E sobre o cochilar de tuas
pálpebras o meu sopro acalentador anestesiava tua afeição infantil e desprotegida.
E imaculado que era, peguei-te pelo colo, a intenção que me vinha à mente eram
as mais nostálgicas possíveis – tudo aquilo era real.
19 de junho de 2013
O desfragmentar do gosto.
Em cada gole um protesto
interior. No primeiro e segundo a língua ferve, no oitavo e no nono o gosto se
desfragmenta, o interior se apaga. A lembrança da memória se torna atônita por
não saber em qual região tinha se perdido por completo o sono inquestionável do
cansaço predileto, mas por vezes inquieto por desvalorizar o que já viveu. É água,
é céu, é terra.

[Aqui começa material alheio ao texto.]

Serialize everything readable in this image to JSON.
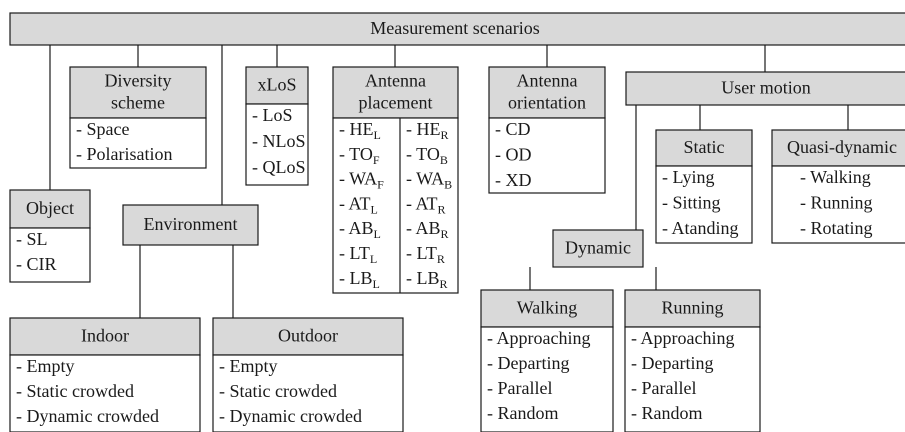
{
  "title": "Measurement scenarios",
  "groups": [
    {
      "header": [
        "Object"
      ],
      "items": [
        {
          "text": "- SL"
        },
        {
          "text": "- CIR"
        }
      ]
    },
    {
      "header": [
        "Diversity",
        "scheme"
      ],
      "items": [
        {
          "text": "- Space"
        },
        {
          "text": "- Polarisation"
        }
      ]
    },
    {
      "header": [
        "xLoS"
      ],
      "items": [
        {
          "text": "- LoS"
        },
        {
          "text": "- NLoS"
        },
        {
          "text": "- QLoS"
        }
      ]
    },
    {
      "header": [
        "Antenna",
        "placement"
      ],
      "columns": [
        [
          {
            "text": "- HE",
            "sub": "L"
          },
          {
            "text": "- TO",
            "sub": "F"
          },
          {
            "text": "- WA",
            "sub": "F"
          },
          {
            "text": "- AT",
            "sub": "L"
          },
          {
            "text": "- AB",
            "sub": "L"
          },
          {
            "text": "- LT",
            "sub": "L"
          },
          {
            "text": "- LB",
            "sub": "L"
          }
        ],
        [
          {
            "text": "- HE",
            "sub": "R"
          },
          {
            "text": "- TO",
            "sub": "B"
          },
          {
            "text": "- WA",
            "sub": "B"
          },
          {
            "text": "- AT",
            "sub": "R"
          },
          {
            "text": "- AB",
            "sub": "R"
          },
          {
            "text": "- LT",
            "sub": "R"
          },
          {
            "text": "- LB",
            "sub": "R"
          }
        ]
      ]
    },
    {
      "header": [
        "Antenna",
        "orientation"
      ],
      "items": [
        {
          "text": "- CD"
        },
        {
          "text": "- OD"
        },
        {
          "text": "- XD"
        }
      ]
    },
    {
      "header": [
        "User motion"
      ],
      "items": []
    },
    {
      "header": [
        "Static"
      ],
      "items": [
        {
          "text": "- Lying"
        },
        {
          "text": "- Sitting"
        },
        {
          "text": "- Atanding"
        }
      ]
    },
    {
      "header": [
        "Quasi-dynamic"
      ],
      "items": [
        {
          "text": "- Walking"
        },
        {
          "text": "- Running"
        },
        {
          "text": "- Rotating"
        }
      ]
    },
    {
      "header": [
        "Environment"
      ],
      "items": []
    },
    {
      "header": [
        "Indoor"
      ],
      "items": [
        {
          "text": "- Empty"
        },
        {
          "text": "- Static crowded"
        },
        {
          "text": "- Dynamic crowded"
        }
      ]
    },
    {
      "header": [
        "Outdoor"
      ],
      "items": [
        {
          "text": "- Empty"
        },
        {
          "text": "- Static crowded"
        },
        {
          "text": "- Dynamic crowded"
        }
      ]
    },
    {
      "header": [
        "Dynamic"
      ],
      "items": []
    },
    {
      "header": [
        "Walking"
      ],
      "items": [
        {
          "text": "- Approaching"
        },
        {
          "text": "- Departing"
        },
        {
          "text": "- Parallel"
        },
        {
          "text": "- Random"
        }
      ]
    },
    {
      "header": [
        "Running"
      ],
      "items": [
        {
          "text": "- Approaching"
        },
        {
          "text": "- Departing"
        },
        {
          "text": "- Parallel"
        },
        {
          "text": "- Random"
        }
      ]
    }
  ]
}
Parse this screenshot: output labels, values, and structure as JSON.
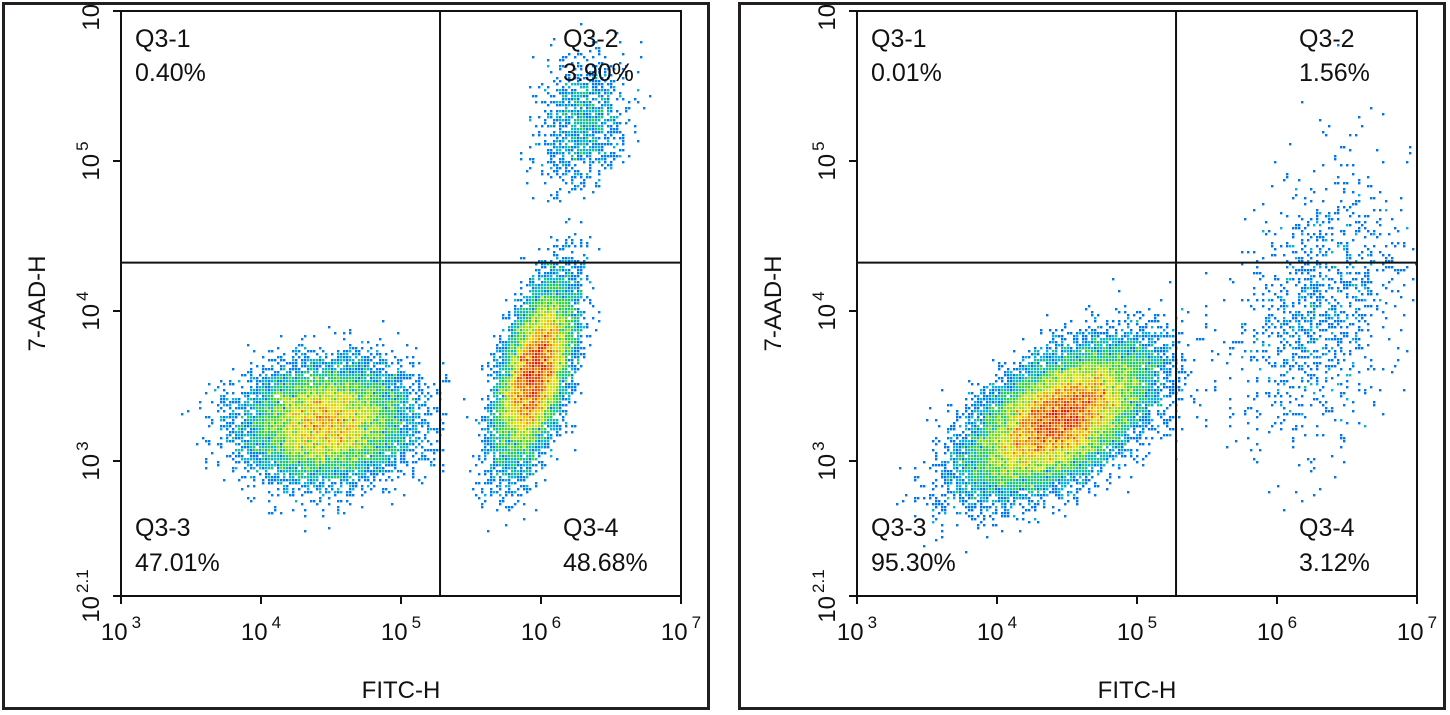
{
  "chart_data": [
    {
      "type": "scatter",
      "subtype": "flow-cytometry-density",
      "xlabel": "FITC-H",
      "ylabel": "7-AAD-H",
      "x_scale": "log",
      "y_scale": "log",
      "xlim": [
        1000,
        10000000
      ],
      "ylim": [
        125.9,
        1000000
      ],
      "x_ticks": [
        {
          "base": "10",
          "exp": "3",
          "value": 1000
        },
        {
          "base": "10",
          "exp": "4",
          "value": 10000
        },
        {
          "base": "10",
          "exp": "5",
          "value": 100000
        },
        {
          "base": "10",
          "exp": "6",
          "value": 1000000
        },
        {
          "base": "10",
          "exp": "7",
          "value": 10000000
        }
      ],
      "y_ticks": [
        {
          "base": "10",
          "exp": "2.1",
          "value": 125.9
        },
        {
          "base": "10",
          "exp": "3",
          "value": 1000
        },
        {
          "base": "10",
          "exp": "4",
          "value": 10000
        },
        {
          "base": "10",
          "exp": "5",
          "value": 100000
        },
        {
          "base": "10",
          "exp": "6",
          "value": 1000000
        }
      ],
      "gate": {
        "x": 190000,
        "y": 21000
      },
      "quadrants": [
        {
          "name": "Q3-1",
          "percent": "0.40%",
          "position": "top-left"
        },
        {
          "name": "Q3-2",
          "percent": "3.90%",
          "position": "top-right"
        },
        {
          "name": "Q3-3",
          "percent": "47.01%",
          "position": "bottom-left"
        },
        {
          "name": "Q3-4",
          "percent": "48.68%",
          "position": "bottom-right"
        }
      ],
      "populations": [
        {
          "cx": 30000,
          "cy": 1800,
          "sx_dec": 0.28,
          "sy_dec": 0.18,
          "rho": 0.05,
          "weight": 0.47
        },
        {
          "cx": 900000,
          "cy": 3800,
          "sx_dec": 0.13,
          "sy_dec": 0.28,
          "rho": 0.55,
          "weight": 0.49
        },
        {
          "cx": 2000000,
          "cy": 180000,
          "sx_dec": 0.15,
          "sy_dec": 0.22,
          "rho": 0.2,
          "weight": 0.04
        }
      ]
    },
    {
      "type": "scatter",
      "subtype": "flow-cytometry-density",
      "xlabel": "FITC-H",
      "ylabel": "7-AAD-H",
      "x_scale": "log",
      "y_scale": "log",
      "xlim": [
        1000,
        10000000
      ],
      "ylim": [
        125.9,
        1000000
      ],
      "x_ticks": [
        {
          "base": "10",
          "exp": "3",
          "value": 1000
        },
        {
          "base": "10",
          "exp": "4",
          "value": 10000
        },
        {
          "base": "10",
          "exp": "5",
          "value": 100000
        },
        {
          "base": "10",
          "exp": "6",
          "value": 1000000
        },
        {
          "base": "10",
          "exp": "7",
          "value": 10000000
        }
      ],
      "y_ticks": [
        {
          "base": "10",
          "exp": "2.1",
          "value": 125.9
        },
        {
          "base": "10",
          "exp": "3",
          "value": 1000
        },
        {
          "base": "10",
          "exp": "4",
          "value": 10000
        },
        {
          "base": "10",
          "exp": "5",
          "value": 100000
        },
        {
          "base": "10",
          "exp": "6",
          "value": 1000000
        }
      ],
      "gate": {
        "x": 190000,
        "y": 21000
      },
      "quadrants": [
        {
          "name": "Q3-1",
          "percent": "0.01%",
          "position": "top-left"
        },
        {
          "name": "Q3-2",
          "percent": "1.56%",
          "position": "top-right"
        },
        {
          "name": "Q3-3",
          "percent": "95.30%",
          "position": "bottom-left"
        },
        {
          "name": "Q3-4",
          "percent": "3.12%",
          "position": "bottom-right"
        }
      ],
      "populations": [
        {
          "cx": 28000,
          "cy": 1900,
          "sx_dec": 0.3,
          "sy_dec": 0.22,
          "rho": 0.55,
          "weight": 0.953
        },
        {
          "cx": 2000000,
          "cy": 10000,
          "sx_dec": 0.3,
          "sy_dec": 0.45,
          "rho": 0.35,
          "weight": 0.047
        }
      ]
    }
  ]
}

Tudo junto e misturado como se não houvesse uma cicatrização
para barrar os sangramentos do que está indo camuflado, e ligeiramente
escondido nas páginas do prefácio cansativo e molhado pela saliva do sino e dos
ventos entregue de bandeja ao pacato sem vida e desértico.
Ventos azuis.
No decorrer da entrega as mãos
quentes e suadas interpretam bem o querer, elas sabem discernir as intensões
mais provocativas da intensão que visualiza as práticas, e aderem a suas formas
e tamanhos preservados. Algumas das quais eu não tenho princípios de interromper,
ou se quer de renunciá-las, de certo modo tenho tudo gravado nas paredes de
minha ignorância adormecida, e escandalizada pelas que foram jogadas pela
furiosa presença dos ventos azuis, que reinavam sobre minha temperança
acovarda.
17 de junho de 2013
O menino e o desencontro.
Tenho orgulho do mesmo, do sou e do eu. Do menino e suas apaixonantes
aventuras, do jeito inocente que se olhavam, e da maneira como o coração
pulsava, corria das veias do menino a vontade necessária para o abraço imaculado
de seres que precisavam ser o que deveriam ser, que deveriam repartir um com o
outro. Tudo se torna belo ao lado menino,
as águas festejam com sua chegada, os ventos aplaudem quando ele sorri, e se descobre
que o menino sou eu mesmo, ou pode ser o outro.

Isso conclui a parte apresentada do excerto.